The seat is the same sprung unit as the Classic, but the pillion seat has been replaced with a luggage rack. The side panels get the new “RE Bullet Trials Works Replica” stickers, and the fenders, tail lamp and indicators are straight from Continental GT 535. Hmm, cost effective. Furthermore, the raised rear fender gives the bike a proper off-road-ready look, and exudes an air of function over form.
Braking and Handling
The Bullet Trials 500 uses the same engine as the Classic’s. So performance-wise, it is pretty much how the 499cc single-cylinder fuel-injected motor is in the Classic. You experience this satisfying surge of torque (peak figure: 41.3Nm) at lower rpms. But on the flip side, this pull fizzles out rather quickly because of the lack of outright power. It does make 27.5PS, but it arrives at a rather too vibey 5,250rpm. Plus the sheer kerb weight of 192kg leeches a lot of energy out of that motor. That said, the torque really did help in its trail-riding prowess but I feel it deserves shortened gearing for even more improved low-end grunt, so that it’s really worthy of being called a trials bike.

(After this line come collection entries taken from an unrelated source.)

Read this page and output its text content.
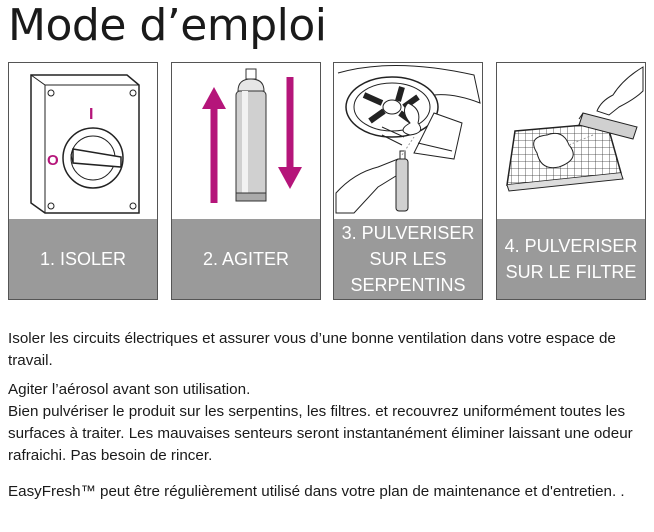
Mode d’emploi
I
O
1. ISOLER	2. AGITER
3. PULVERISER SUR LES SERPENTINS
4. PULVERISER SUR LE FILTRE

Isoler les circuits électriques et assurer vous d’une bonne ventilation dans votre espace de travail.

Agiter l’aérosol avant son utilisation.
Bien pulvériser le produit sur les serpentins, les filtres. et recouvrez uniformément toutes les surfaces à traiter. Les mauvaises senteurs seront instantanément éliminer laissant une odeur rafraichi. Pas besoin de rincer.

EasyFresh™ peut être régulièrement utilisé dans votre plan de maintenance et d'entretien. .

Out on the highways, the massive piston in the half-litre motor really makes its presence felt after 85-90kmph. These vibrations don’t really encourage you to push the bike harder post those speeds, but stay below them and you’ll be rewarded with a calming riding experience, with the exhaust thumping away to glory.
The telescopic forks up front and the twin gas-charged shock absorbers are the same as the ones in the Classic, but in the Trials, the forks gets a brace borrowed from the Continental GT 535. The suspension can soak up bumps effortlessly, and the sprung seat further helps in keeping the rider comfortable on bad roads. However, on very sharp bumps, the ride quality tends to get a little bouncy. Being a trials bike, we expected the springs to have more travel but Royal Enfield hasn’t offered it in this bike. Also, the rear brake pedal could’ve been designed better as it is the first thing that gets damaged when you go over harsher trails.
Brakes include 280mm front and 240mm rear discs, with dual-channel ABS as standard. On the road, they offer good bite and progression but off the road, they feel spongy because the ABS is working overtime to prevent wheel lockup. Coming to a halt from higher speeds on the tarmac could’ve been more confidence-inspiring with a bigger front disc. The 90-section front and the 110-section rear Ceat Progripp tyres work really well on trails. I couldn’t really judge their grip out on the roads, as we didn’t get enough time to test them properly.
Safety and Features
The instrument cluster is akin to the Classic 500’s. You get the same nostalgic analogue speedo with black and white lettering/background and a little pod that houses a low fuel lamp and ABS light. While it looks minimalistic, it simply lacks the crucial bits that you’d use on a frequent basis like a fuel gauge and tripmeter. However, a lot of riders seem to be okay with minimalism, so that again is subjective. I, for one, am a sucker for info-laden clusters! When it comes to electricals, the motorcycle comes with basic bulb-type lighting system with no LEDs anywhere.
For safety, the Royal Enfield Trials 500 features dual-channel ABS. Unfortunately, it is not switchable and this will annoy you if you’re heading to the trails with the expectation that you can lock the brakes on command to execute tricky maneuvers. A rear-only-off mode might’ve really dialled up the fun quotient.